Am dritten Tag geht sie gemeinsam mit ihrem Mann ins Puff. Da reflektiert sie ihre Eifersucht, dass sie es nicht mag, wenn er ohne sie Pornos schaut usw. und dass sie selber auch mal gerne mit einem anderen Mann schlafen würde, was nur fair wäre, nachdem er ja seinen Sex mit Prostiutierten bekommt. In der Therapie reflektiert sie ihre Beziehung zu ihrer besten Freundin, die nicht gut für sie ist, weil sie gestörtes Körpergefühl hat und auch Elizabeth mal fast in die Magersucht getrieben hätte.

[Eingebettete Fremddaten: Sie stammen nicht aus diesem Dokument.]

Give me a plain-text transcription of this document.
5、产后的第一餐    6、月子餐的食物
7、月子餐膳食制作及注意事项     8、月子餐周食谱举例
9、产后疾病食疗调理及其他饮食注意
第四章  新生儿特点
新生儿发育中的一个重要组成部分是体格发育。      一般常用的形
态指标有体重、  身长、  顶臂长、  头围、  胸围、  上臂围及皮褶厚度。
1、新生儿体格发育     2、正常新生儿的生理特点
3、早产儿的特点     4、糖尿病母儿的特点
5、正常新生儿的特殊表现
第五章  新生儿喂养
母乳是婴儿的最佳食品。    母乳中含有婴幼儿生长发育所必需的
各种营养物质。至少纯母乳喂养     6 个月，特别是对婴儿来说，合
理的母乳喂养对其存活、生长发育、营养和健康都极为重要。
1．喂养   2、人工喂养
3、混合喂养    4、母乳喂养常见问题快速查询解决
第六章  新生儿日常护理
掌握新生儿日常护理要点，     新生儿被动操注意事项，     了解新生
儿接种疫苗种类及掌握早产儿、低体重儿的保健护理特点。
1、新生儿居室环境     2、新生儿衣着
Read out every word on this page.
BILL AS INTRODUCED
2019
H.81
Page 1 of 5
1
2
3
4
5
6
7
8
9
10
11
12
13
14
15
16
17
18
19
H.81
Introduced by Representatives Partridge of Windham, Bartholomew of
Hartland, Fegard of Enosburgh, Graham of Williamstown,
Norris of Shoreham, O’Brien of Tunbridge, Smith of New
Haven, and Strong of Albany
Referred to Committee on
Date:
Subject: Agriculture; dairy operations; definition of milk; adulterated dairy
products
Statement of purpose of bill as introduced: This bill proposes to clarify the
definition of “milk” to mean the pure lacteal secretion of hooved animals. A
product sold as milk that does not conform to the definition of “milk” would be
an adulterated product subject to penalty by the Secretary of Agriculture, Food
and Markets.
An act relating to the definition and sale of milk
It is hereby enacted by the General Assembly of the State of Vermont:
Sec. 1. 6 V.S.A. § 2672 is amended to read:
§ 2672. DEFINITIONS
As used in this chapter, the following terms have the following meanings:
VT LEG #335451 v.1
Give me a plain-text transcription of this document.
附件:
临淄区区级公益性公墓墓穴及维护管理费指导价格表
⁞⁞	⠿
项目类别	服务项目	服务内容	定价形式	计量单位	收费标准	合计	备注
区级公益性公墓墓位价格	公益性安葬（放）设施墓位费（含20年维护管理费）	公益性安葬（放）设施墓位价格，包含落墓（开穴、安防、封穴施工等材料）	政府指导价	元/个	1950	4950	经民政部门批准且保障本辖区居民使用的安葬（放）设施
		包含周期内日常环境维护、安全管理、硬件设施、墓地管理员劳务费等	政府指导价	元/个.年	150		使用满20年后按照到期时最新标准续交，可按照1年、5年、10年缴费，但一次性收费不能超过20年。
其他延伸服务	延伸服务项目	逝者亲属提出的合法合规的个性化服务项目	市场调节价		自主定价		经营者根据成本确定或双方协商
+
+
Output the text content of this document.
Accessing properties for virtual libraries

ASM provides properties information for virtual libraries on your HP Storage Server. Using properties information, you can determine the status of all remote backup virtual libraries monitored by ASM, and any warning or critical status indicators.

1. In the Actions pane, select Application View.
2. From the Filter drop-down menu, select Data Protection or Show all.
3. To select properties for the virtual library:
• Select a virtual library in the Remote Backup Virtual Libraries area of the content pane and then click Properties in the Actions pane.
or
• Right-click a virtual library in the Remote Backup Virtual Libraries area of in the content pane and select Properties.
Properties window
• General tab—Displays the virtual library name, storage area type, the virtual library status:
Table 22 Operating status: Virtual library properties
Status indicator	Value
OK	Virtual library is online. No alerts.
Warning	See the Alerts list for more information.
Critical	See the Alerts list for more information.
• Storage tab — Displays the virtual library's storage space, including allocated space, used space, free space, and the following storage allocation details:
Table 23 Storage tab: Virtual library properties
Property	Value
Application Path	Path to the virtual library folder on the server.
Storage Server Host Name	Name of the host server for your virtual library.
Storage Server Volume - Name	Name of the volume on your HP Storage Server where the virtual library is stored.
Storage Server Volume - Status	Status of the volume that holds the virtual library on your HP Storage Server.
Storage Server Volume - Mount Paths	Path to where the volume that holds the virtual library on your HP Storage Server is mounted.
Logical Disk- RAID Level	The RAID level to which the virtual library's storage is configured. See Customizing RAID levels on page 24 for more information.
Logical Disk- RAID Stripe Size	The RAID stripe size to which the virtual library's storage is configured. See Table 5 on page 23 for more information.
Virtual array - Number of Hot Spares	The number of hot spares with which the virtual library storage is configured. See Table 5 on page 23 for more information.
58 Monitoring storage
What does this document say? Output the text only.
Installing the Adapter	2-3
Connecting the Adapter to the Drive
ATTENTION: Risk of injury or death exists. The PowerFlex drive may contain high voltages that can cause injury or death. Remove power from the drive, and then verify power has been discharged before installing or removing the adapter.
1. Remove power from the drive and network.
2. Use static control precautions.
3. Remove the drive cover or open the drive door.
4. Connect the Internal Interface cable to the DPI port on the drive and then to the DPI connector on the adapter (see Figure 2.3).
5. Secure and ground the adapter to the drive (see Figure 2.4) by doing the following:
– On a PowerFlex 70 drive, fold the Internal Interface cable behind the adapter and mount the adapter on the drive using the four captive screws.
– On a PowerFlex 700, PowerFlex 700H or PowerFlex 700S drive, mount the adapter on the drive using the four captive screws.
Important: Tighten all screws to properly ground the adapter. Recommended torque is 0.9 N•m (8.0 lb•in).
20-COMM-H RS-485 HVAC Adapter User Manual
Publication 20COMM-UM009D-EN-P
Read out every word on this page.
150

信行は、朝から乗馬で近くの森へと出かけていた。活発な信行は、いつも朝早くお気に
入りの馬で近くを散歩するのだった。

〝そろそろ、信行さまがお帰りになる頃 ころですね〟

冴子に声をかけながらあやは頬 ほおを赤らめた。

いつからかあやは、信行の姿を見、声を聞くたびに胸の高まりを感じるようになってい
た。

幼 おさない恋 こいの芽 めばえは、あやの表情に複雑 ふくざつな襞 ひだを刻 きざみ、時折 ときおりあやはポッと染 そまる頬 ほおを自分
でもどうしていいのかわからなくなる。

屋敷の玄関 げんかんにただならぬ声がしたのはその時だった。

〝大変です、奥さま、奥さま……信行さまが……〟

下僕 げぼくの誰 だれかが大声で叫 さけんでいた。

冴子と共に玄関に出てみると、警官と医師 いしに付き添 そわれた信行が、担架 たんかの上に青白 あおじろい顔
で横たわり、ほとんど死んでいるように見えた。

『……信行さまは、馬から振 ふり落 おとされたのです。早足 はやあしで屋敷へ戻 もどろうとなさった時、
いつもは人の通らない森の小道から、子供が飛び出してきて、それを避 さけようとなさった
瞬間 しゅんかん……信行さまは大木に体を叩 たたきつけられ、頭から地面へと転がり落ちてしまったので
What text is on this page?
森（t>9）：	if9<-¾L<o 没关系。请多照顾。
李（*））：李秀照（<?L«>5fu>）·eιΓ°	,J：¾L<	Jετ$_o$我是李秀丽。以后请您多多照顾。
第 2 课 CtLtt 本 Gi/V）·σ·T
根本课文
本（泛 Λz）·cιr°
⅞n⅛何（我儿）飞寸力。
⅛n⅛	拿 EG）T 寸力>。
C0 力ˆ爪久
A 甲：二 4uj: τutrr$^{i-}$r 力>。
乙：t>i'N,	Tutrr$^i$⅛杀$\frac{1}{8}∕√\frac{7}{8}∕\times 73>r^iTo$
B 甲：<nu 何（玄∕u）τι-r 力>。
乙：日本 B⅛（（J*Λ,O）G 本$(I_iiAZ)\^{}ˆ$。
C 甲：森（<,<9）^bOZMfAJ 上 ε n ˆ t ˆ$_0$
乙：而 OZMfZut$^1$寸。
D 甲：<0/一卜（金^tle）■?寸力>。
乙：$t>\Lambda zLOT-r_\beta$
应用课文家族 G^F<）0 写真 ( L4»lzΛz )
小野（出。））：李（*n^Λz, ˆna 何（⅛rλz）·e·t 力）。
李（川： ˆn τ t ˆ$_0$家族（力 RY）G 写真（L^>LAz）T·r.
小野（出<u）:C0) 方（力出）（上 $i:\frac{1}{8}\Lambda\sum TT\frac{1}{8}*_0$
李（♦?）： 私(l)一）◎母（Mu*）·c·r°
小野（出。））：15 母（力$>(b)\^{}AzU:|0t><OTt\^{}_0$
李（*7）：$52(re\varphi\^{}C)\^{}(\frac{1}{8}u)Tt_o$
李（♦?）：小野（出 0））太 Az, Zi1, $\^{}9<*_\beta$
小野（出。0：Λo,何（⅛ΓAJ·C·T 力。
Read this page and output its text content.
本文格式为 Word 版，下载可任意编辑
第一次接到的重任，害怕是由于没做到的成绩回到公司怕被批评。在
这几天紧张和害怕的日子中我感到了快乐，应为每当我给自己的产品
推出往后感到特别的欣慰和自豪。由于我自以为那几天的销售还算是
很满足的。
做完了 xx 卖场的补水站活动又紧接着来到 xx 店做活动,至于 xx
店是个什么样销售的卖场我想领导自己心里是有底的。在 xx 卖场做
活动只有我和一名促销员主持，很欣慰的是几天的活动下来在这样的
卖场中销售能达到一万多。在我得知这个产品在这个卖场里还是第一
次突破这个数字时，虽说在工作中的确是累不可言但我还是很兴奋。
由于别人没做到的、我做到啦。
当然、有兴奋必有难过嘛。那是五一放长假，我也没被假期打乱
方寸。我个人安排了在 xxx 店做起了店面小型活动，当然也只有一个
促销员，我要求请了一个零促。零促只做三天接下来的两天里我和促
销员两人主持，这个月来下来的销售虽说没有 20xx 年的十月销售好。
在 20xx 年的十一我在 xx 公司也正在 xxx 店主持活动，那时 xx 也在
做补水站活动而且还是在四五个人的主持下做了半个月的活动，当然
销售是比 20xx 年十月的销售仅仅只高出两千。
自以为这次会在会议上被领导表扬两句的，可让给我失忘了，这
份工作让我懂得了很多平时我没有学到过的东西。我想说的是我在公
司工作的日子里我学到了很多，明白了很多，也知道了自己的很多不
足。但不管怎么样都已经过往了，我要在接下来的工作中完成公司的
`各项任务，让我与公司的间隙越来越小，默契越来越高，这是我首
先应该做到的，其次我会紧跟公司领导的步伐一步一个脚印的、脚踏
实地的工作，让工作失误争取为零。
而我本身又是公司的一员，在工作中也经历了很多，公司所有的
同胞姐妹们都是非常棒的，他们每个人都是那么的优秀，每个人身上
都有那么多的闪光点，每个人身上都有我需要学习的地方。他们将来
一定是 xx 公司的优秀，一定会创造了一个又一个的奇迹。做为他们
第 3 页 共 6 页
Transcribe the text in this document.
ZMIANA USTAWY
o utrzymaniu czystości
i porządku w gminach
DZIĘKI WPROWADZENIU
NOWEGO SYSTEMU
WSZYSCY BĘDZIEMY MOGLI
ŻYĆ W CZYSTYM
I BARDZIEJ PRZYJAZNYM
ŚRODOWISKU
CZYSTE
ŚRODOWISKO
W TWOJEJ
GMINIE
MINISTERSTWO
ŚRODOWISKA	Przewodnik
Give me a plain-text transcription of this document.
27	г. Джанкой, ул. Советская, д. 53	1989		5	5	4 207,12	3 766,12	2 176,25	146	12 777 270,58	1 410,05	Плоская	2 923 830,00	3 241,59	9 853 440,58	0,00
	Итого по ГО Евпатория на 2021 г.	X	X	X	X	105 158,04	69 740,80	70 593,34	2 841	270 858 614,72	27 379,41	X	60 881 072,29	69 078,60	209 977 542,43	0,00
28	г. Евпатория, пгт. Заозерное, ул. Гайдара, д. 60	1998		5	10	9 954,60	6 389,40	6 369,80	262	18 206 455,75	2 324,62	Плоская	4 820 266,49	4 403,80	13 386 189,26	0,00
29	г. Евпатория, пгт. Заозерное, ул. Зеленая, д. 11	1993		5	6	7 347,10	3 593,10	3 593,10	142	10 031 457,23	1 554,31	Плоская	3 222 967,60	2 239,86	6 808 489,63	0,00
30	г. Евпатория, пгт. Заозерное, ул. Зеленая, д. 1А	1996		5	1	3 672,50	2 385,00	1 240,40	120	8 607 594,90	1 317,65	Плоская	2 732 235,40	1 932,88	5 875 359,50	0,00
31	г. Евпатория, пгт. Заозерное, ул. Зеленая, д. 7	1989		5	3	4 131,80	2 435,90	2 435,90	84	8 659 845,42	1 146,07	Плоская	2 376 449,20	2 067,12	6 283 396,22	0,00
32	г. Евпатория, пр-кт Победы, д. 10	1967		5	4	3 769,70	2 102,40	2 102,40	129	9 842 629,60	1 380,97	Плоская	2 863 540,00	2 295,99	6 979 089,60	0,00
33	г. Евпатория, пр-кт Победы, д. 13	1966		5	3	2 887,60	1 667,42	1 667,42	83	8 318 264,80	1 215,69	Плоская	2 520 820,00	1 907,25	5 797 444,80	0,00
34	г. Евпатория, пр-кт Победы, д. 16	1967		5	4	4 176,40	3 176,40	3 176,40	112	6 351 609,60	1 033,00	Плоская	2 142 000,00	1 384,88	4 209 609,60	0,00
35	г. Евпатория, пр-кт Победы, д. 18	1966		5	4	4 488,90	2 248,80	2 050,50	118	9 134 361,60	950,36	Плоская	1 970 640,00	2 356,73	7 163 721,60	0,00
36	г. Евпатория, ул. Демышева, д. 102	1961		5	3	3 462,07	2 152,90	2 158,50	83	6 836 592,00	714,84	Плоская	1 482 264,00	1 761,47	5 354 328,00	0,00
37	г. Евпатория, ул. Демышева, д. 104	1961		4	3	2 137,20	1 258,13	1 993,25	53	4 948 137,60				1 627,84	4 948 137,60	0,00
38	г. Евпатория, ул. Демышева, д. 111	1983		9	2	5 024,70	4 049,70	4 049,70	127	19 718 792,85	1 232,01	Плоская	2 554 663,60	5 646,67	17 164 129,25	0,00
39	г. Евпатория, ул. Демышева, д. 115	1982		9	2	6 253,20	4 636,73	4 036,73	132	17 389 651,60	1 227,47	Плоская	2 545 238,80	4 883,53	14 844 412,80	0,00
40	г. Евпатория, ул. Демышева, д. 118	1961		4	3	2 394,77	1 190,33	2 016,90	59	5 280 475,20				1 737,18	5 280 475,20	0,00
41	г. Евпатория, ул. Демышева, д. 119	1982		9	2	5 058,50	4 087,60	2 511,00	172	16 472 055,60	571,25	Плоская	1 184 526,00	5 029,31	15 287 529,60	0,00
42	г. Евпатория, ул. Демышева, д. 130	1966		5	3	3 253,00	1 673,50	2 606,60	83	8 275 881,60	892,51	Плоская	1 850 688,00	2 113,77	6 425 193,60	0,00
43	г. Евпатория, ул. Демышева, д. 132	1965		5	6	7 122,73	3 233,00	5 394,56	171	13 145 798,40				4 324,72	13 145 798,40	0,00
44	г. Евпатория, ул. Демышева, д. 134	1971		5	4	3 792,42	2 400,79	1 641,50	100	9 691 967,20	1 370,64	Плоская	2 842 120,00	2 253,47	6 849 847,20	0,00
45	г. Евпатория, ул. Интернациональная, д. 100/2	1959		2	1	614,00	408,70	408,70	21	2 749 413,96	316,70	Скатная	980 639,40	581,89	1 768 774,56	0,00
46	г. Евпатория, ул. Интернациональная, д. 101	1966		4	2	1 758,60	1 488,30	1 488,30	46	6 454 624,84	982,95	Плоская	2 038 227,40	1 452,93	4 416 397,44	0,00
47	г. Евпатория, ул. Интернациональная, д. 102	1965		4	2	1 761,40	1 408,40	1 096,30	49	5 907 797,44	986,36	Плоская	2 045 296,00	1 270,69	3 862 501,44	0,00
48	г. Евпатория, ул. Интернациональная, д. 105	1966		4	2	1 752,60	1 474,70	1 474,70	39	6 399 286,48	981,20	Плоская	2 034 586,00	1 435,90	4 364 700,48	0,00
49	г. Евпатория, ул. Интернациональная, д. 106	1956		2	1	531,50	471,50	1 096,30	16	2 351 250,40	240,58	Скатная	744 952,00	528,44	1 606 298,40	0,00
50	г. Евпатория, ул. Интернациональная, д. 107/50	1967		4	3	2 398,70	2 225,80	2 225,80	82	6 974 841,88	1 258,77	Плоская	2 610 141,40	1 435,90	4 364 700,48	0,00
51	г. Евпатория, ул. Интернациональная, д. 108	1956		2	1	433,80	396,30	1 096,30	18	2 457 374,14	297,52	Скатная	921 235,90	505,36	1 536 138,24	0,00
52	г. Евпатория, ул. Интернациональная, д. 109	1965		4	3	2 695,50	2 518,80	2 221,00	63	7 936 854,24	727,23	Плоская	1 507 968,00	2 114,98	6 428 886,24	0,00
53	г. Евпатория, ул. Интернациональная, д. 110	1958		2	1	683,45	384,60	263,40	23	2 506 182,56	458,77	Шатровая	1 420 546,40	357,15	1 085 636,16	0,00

Dann geht sie heim und guckt noch mit ihrem Mann einen Porno. Das wars.

Fazit

Ich fand die Prota sympathisch. Es gab da einige Punkte, in denen ich mich wiedererkannt habe, weswegen ich mich gut mit ihr identifizieren konnte. Dieses Umwelt-Bio-Fair-Trade-Ding habe ich zum Beispiel teilweise auch, aber mir macht mein Mann da nicht mit. Der wird wahnsinnig, wenn ich ihm Kakao vorsetze, der richtig nach Kakao schmeckt. Außerdem schafft ers nicht, das Pulver selber mit Zucker zu mischen. Der will sein Benco, ganz egal, dass das nur Chemie ist, ganz egal, dass das von Kindern geerntet wurde. Als ich Waschnüsse kaufen wollte, weil ich der Meinung bin, dass das viel gesünder fürs Baby ist, hat er mich angesehen, als ob ich nicht mehr ganz dicht wäre, also hab ichs dann gelassen. Er hat ja schon wochenlang gemeckert, als ich aufgehört hab, Weichspüler zu verwenden, weil ich denke, dass der ganz bestimmt nicht gut fürs Baby sein kann. Und wenn ich ihn mal wieder schief angucke, weil er Babypopocreme von Johnson&Johnson kauft, und ihm dann sage, dass ich ja eh dankbar bin, dass er einkaufen war, und ganz lieb finde, dass er dran gedacht hat, aber dass ich nicht auf den Popo von der Kleinen schmieren mag, was vorher schon im Auge vom Hasi war... Ja, da ist seine Reaktion dann auch nicht so prickelnd. Aber genug von mir :D

Ein paar Aha-Erlebnisse hatte ich auch diesmal wieder, wenn auch nicht so massiv wie bei Feuchtgebiete, außerdem wars kurzweilig und süffig. Was ich super fand, war diese therapeutische Sichtweise auf alles, und wie Elizabeth sich selbst reflektiert. Das war irgendwie cool. Insgesamt fand ichs lesenswert und würde es auch weiterempfehlen. Restlos vom Hocker gehauen hat es mich aber nicht. Deswegen 4 von 5 Punkten.